The Holy Father spoke in response to 7,000 letters sent to him in Rome by young people from Quebec. And he expressed their thoughts in terms of the struggle between light and darkness. His marvelous rapport with young people moved a teenage boy, watching him with binoculars, to say, "Watch him. Watch him. Isn't he beautiful?"

The pope said to the youth, "In regard to the dark side of your questions, I would like to say to you: Stand erect and hold your heads high, for your deliverance is at hand.

"In times of darkness, do not seek an escape. Have the courage to resist the dealers in deception who make capital of your hunger for happiness and who make you pay dearly for a moment of artificial paradise—a whiff of smoke, a bout of drinking or drugs."

He spoke of a problem many of those 7,000 letters had broached: the pain youth feel through the breakdown of family life. He urged them, "Do not doubt; you can build a home on the rock of fidelity, because you can count totally on the fidelity of God who is love."

And he warned them against premarital sex, saying, "React against false illusions and do not confuse a premature experience of pleasure with the giving of oneself in love, deliberately consented to, and forever."

The sight of 55,000 young people, most of them in their teens, listening to a sermon was itself some kind of miracle. And they punctuated their listening with cheers that rose like a roar from 55,000 throats. They waved in unison 55,000 white scarves. It was a magnificent encounter. The pope had bridged the gap. He held them in the palm of his hand.

With Native Peoples in the North

Not once, but on three separate occasions Pope John Paul II devoted talks to social justice for the Indian, Inuit (Eskimo) and Meti (half-breed) peoples. These talks were orchestrated to climax at Fort Simpson. Though he never made it to Fort Simpson, he delivered his speech in the office of the airport manager at Yellowknife, before a camera and a tape recorder.

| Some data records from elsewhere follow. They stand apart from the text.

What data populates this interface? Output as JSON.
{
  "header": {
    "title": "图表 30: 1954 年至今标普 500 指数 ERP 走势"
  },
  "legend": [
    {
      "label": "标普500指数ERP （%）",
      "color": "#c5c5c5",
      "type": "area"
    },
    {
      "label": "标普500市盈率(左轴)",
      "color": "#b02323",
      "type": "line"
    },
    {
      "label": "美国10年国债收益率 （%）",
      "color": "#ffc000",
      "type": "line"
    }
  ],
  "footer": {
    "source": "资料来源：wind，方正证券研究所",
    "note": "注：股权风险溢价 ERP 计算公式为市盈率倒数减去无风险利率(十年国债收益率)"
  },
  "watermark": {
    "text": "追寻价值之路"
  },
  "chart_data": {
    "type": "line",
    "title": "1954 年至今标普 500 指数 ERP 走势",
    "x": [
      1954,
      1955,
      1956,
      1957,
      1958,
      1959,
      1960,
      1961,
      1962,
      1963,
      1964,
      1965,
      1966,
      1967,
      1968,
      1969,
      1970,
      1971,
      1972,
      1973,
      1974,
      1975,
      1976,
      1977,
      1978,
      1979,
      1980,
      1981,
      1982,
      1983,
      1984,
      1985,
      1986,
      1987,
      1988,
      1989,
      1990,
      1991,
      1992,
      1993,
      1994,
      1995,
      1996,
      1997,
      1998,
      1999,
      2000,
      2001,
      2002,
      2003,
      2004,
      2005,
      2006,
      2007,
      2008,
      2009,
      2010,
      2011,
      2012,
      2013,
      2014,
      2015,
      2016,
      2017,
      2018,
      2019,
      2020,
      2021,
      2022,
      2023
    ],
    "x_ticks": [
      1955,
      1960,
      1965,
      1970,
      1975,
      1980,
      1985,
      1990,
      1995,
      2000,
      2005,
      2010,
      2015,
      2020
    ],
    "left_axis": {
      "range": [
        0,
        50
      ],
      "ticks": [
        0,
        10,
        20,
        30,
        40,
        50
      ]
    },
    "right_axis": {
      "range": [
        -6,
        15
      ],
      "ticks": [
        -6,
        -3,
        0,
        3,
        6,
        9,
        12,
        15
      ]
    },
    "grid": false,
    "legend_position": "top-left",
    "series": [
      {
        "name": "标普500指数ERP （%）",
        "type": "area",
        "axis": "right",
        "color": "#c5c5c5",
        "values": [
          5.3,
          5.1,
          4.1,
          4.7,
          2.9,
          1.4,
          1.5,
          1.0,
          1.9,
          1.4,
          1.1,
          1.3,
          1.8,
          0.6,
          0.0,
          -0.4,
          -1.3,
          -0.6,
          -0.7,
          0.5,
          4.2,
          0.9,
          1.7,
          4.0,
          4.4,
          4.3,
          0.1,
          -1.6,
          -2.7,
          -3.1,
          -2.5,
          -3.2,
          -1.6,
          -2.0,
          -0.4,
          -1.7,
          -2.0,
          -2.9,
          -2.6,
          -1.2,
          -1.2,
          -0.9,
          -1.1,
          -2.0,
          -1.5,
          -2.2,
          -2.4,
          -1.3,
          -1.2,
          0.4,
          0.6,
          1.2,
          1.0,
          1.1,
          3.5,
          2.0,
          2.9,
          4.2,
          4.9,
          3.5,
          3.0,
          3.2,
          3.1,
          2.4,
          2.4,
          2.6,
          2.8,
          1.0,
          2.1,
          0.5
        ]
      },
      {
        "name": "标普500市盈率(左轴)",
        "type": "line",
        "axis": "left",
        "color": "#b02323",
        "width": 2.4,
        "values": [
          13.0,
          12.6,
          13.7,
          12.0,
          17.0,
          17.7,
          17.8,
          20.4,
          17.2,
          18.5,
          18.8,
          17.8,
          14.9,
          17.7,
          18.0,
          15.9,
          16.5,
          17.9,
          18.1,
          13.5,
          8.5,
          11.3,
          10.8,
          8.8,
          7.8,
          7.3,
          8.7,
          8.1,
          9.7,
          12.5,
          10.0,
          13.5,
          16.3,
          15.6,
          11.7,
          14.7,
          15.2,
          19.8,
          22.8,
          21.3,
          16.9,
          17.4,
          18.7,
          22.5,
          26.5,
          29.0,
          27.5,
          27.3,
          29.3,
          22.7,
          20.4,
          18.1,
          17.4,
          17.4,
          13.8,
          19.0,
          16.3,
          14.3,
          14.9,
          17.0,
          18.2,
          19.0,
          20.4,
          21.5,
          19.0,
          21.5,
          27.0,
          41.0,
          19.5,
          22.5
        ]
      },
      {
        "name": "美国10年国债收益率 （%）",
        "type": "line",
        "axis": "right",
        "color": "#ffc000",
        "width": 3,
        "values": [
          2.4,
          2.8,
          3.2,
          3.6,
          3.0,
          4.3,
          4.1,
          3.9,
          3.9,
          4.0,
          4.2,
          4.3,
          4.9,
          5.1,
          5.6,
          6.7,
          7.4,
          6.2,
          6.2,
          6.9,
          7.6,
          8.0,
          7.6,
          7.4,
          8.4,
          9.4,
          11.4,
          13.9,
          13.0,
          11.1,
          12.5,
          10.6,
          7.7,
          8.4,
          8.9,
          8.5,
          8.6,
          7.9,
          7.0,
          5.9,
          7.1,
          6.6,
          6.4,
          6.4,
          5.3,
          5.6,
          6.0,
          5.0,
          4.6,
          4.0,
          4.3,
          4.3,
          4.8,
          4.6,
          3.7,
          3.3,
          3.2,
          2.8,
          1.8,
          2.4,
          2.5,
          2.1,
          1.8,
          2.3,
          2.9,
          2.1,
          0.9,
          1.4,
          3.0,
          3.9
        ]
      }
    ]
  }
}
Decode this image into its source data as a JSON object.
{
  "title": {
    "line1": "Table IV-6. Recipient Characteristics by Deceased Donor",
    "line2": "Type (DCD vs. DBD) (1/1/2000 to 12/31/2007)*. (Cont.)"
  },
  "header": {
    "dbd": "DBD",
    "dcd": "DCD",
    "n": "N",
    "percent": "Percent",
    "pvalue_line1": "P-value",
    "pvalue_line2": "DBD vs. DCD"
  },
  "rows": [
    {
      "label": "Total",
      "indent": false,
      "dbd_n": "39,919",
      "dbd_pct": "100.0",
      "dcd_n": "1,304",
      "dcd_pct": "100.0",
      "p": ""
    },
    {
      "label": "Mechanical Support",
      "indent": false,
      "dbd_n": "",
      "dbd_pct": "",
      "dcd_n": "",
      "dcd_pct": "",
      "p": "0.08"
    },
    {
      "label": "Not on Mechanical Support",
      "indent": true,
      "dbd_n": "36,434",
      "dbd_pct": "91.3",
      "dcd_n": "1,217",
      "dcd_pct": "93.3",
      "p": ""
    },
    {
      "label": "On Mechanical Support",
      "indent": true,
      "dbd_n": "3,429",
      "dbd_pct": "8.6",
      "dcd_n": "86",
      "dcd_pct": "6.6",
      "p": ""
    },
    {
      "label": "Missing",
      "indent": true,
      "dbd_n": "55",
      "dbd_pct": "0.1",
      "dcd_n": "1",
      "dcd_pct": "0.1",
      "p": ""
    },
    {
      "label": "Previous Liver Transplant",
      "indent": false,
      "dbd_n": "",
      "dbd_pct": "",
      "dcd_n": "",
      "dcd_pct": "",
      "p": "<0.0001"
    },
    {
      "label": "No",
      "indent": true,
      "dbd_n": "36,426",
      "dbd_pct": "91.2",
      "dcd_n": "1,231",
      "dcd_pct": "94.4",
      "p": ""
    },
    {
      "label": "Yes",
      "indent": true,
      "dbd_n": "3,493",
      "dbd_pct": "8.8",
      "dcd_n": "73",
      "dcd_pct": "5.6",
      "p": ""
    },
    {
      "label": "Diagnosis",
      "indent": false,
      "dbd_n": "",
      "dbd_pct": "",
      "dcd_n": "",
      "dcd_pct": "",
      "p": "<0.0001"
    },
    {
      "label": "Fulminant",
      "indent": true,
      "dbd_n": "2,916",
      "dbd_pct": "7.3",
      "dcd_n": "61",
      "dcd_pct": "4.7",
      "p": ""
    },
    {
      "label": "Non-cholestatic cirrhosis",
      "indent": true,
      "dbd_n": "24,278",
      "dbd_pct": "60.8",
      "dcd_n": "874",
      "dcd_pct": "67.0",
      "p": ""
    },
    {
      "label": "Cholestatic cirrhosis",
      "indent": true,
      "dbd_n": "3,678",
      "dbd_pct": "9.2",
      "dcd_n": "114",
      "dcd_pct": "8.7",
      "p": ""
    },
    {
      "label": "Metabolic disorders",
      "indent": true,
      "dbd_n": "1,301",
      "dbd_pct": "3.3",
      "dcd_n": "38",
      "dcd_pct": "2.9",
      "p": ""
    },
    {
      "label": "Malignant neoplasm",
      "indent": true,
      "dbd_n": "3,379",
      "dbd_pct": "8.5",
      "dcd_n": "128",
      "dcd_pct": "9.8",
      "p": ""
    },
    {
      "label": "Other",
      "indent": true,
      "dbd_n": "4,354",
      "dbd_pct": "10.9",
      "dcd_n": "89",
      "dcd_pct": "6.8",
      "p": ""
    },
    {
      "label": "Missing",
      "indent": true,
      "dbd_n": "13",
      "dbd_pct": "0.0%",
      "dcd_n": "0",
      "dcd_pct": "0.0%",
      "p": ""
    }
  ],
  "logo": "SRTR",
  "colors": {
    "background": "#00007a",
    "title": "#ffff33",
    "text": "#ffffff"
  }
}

At St. Anne de Beaupre in Quebec he shocked the native people with his frank admission of blunders on the part of the Church in dealing with them in the past. He may have been alluding to the collusion of clergy with the government in coercing native peoples to sign unfair treaties.

At Midland in Ontario, he encouraged the integration of ancient native religious ceremonies into Christian worship, quoting Catechesi Tradendae, which indicated the Church's desire to assist all people "to bring forth from their own living tradition original expressions of Christian life, celebration and thought." He suited action to word and took part in one such ceremony, the sweetgrass ceremony of purification where smoke is seen as a ritual cleansing.

In Yellowknife he spoke out clearly for native self-determination. But he set this in the context of Christian love, calling for a healing of old wounds, forgiveness and responsibility. He called on native people to work together with others for the common good of Canada. He gave the aboriginals a strong moral hand to play when they next sit down to negotiate their future.

A Matter of Heart

In his farewell address he said, "We have celebrated together, we have prayed to the Lord, we have been in communion with him, we have listened to his word....I cannot speak now of all that I will keep in my heart; that goes beyond what can be expressed in a few words."

Said Archbishop James Carney of Vancouver, "Your journey has taken you longer than you know. It has taken you past geography right in to our hearts."